Grasso che cola (mémoire in 1.728 battute)

Il quadro è quello lassù: una donna vestita di verde che stringe tra le mani il cordone di una culla. È La Berceuse di Van Gogh.

Augustine Roulin mi somiglia: i capelli rossi raccolti alla sommità della testa, il corpo abbandonato su una sedia, la faccia stanca e lo sguardo fisso per terra, in cerca di qualcosa che ha perso.

È una donna che conosce il sacrificio, come me.

La guardo e mi riconosco in tutto, anche nel modello del vestito che indossa: stretto sotto all’enorme seno e poi largo, non tagliato in vita, per nascondere la forma del suo corpo.   

L’unica cosa che ci distingue è il colore dell’abito, perché io non indosserei mai quel verde così brillante; una pianta in salute, ma spezzata dentro.

Sono attratta dai colori vivaci, ma non su di me. Ho bisogno di vederli fuori, distanti, nel cibo o nei palazzi, nelle fotografie, nella moda degli altri, dappertutto, ma non su di me.

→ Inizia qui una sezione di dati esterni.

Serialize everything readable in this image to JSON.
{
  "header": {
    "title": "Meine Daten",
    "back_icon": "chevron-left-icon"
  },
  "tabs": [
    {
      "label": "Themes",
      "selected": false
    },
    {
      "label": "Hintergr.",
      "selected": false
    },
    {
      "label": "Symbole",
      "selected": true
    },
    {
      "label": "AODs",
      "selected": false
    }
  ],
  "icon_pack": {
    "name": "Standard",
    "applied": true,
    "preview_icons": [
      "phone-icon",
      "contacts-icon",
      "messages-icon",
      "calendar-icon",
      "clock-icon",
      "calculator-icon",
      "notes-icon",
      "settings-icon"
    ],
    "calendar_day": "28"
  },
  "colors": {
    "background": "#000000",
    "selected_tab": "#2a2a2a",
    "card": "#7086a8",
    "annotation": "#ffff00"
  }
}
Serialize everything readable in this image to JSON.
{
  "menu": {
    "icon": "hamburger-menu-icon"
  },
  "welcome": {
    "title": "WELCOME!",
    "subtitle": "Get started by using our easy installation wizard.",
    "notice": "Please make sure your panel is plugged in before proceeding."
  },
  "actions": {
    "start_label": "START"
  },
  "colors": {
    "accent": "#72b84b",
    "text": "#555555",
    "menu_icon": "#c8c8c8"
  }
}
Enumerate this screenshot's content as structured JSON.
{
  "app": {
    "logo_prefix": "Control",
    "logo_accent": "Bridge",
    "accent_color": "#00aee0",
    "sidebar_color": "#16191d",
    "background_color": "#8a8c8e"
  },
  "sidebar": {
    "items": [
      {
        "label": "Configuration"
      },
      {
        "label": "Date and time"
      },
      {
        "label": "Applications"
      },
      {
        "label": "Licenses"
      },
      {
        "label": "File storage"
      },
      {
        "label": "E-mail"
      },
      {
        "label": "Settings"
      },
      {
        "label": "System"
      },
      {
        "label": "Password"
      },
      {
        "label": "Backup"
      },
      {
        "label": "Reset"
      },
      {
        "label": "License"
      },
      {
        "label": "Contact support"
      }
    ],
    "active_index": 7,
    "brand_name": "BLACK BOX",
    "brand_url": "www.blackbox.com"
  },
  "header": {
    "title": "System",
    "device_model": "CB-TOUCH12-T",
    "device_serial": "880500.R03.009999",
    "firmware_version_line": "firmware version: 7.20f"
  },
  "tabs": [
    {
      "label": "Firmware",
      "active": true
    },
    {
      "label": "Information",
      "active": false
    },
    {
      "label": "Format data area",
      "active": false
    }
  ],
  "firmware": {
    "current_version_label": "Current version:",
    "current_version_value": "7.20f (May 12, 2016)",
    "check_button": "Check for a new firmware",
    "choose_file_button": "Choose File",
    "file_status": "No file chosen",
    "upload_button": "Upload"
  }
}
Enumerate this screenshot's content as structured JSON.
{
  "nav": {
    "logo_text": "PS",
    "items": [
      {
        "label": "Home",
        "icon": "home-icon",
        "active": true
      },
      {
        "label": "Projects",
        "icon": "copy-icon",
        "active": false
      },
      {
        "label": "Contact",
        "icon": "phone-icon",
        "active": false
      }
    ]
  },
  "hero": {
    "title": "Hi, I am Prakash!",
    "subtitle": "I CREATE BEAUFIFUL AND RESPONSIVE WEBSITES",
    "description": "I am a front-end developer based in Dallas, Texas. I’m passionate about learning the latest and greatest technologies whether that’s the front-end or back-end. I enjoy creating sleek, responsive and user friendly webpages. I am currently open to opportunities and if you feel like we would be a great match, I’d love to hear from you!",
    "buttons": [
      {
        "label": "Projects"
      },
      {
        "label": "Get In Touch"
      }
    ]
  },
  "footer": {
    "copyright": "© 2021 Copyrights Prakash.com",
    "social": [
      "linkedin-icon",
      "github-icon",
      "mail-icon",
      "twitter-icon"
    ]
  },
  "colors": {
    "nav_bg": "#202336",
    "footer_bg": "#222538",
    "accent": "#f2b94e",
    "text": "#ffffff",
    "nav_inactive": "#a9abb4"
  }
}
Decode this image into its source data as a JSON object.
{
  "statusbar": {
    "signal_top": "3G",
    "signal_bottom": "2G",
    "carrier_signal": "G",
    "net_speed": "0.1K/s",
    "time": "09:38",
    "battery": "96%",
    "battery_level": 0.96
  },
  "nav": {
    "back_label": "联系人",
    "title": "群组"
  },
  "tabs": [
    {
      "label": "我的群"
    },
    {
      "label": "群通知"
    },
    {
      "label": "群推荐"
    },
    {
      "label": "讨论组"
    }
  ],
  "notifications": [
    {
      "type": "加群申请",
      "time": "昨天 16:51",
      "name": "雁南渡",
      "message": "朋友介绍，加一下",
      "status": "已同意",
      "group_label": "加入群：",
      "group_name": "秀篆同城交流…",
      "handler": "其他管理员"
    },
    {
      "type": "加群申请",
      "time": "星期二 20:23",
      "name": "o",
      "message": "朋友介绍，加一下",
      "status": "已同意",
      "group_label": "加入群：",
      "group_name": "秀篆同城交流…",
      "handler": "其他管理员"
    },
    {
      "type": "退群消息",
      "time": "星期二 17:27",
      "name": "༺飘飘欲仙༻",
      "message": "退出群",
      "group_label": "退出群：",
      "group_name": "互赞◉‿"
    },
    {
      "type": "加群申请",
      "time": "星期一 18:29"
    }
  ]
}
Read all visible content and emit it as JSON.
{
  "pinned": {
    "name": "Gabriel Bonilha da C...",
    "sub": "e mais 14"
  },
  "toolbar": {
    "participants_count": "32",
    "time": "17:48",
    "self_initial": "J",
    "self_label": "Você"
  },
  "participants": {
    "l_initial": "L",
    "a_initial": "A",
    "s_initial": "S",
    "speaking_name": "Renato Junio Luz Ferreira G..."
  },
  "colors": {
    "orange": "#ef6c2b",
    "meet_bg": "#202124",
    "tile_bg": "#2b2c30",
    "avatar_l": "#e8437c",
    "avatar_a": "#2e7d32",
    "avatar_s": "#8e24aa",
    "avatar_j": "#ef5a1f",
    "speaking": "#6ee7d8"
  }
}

Qualche anno fa, a teatro, il mio insegnante chiese di fare un esercizio, un gioco di quelli che si fanno con chi è alle prime armi: interpretare un colore. Non ne fui capace. Mentre i miei compagni procedevano come silfidi dando vita ad azzurri sinuosi e a gialli imprevedibili e felici, io sfilavo come una pesante valchiria nera, un cumulonembo carico di pioggia rabbiosa.

Quando sei grassa, e io lo sono, credi di non avere diritto a tante cose, tra cui la possibilità di scegliere. Non è un pensiero spontaneo, ma il frutto di tutti gli anni in cui hai sentito dire, ad esempio, che le nuance scure rimpiccioliscono, smagriscono, sfinano.

La relazione tra me e il colore è un amore impossibile, come una crush per un personaggio famoso: ci fantastichi sopra di continuo, ma, se lo incontri, non hai neanche il coraggio di dirgli ciao.